Comment from The Projectionist
Time: October 18, 2007, 9:55 am

You know, I tried to look at this movie with the same eye you did, and I agree the movie is pretty ridiculous, but for me it falls on the side of just too bad for words. For instance:

The robot assassin who breaks into a lab and goes through a whole bunch of nonsense about finding a weapon, and staying unseen, when he could just go in and kill. It’s not like when we look at Michael Myers and say, “Well he could just go in there and kill the babysitters,” because he would stalk them first. There was always a bit of peeping tom in ol’ Mike.

Then the sex scene. Not once was I buying that Ellie was ready to sleep with Challis after a day or so. They hadn’t really ramped up any tension between them or had them drink any alcohol. It was just, bam, it happens. With sex so arbitrary, you’d think you’d get some nudity, too, but you don’t.

Plus, I know commercials are like this, but the Silver Shamrock commercial breaking in probably about 10 times throughout the movie. Maddening.

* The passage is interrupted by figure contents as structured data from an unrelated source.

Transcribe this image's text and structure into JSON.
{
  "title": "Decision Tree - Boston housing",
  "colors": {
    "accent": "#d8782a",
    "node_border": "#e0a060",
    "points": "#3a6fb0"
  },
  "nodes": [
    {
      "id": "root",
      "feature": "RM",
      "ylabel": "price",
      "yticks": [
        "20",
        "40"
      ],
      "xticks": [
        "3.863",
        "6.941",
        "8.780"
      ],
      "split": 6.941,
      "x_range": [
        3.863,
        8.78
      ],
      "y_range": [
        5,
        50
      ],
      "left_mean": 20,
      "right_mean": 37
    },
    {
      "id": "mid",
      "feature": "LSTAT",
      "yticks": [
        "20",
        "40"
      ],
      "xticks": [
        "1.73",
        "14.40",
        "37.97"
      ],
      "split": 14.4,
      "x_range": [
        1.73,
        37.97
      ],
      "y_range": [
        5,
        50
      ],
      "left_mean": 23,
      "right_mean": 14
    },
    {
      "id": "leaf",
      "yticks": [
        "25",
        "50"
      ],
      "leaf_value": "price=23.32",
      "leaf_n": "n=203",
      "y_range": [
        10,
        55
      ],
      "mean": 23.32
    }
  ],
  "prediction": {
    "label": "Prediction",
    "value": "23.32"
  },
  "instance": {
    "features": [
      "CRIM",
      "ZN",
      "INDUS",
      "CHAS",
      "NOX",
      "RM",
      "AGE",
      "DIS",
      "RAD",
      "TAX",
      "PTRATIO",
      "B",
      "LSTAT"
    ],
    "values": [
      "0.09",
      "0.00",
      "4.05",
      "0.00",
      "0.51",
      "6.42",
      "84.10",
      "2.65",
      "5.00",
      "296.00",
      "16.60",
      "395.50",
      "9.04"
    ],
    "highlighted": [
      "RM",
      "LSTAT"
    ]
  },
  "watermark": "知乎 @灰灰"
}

I liked the idea of them trying to go in a different direction, but this had Mystery Science Theater 3000 written all over it. At least for me.

Comment from Sam Loomis
Time: October 18, 2007, 12:19 pm

I think this is a movie you can go either way with; most people go the loathing route, and like I said, I can understand that. The sex scene is ridiculous, but it plays well with the tone of the rest of the movie, and like I said in the review I found it funny because I could see no other reason why the doctor would even go to Santa Mira. The way he so easily ditched his kids, he never struck me as a very sympathetic character. The commercial is annoying, but at the same time kind of charming.

The funniest thing about the film that I completely forgot to mention was the title, “Season of the Witch.” What the hell does that have to do with anything going on in this film? God, I love this movie!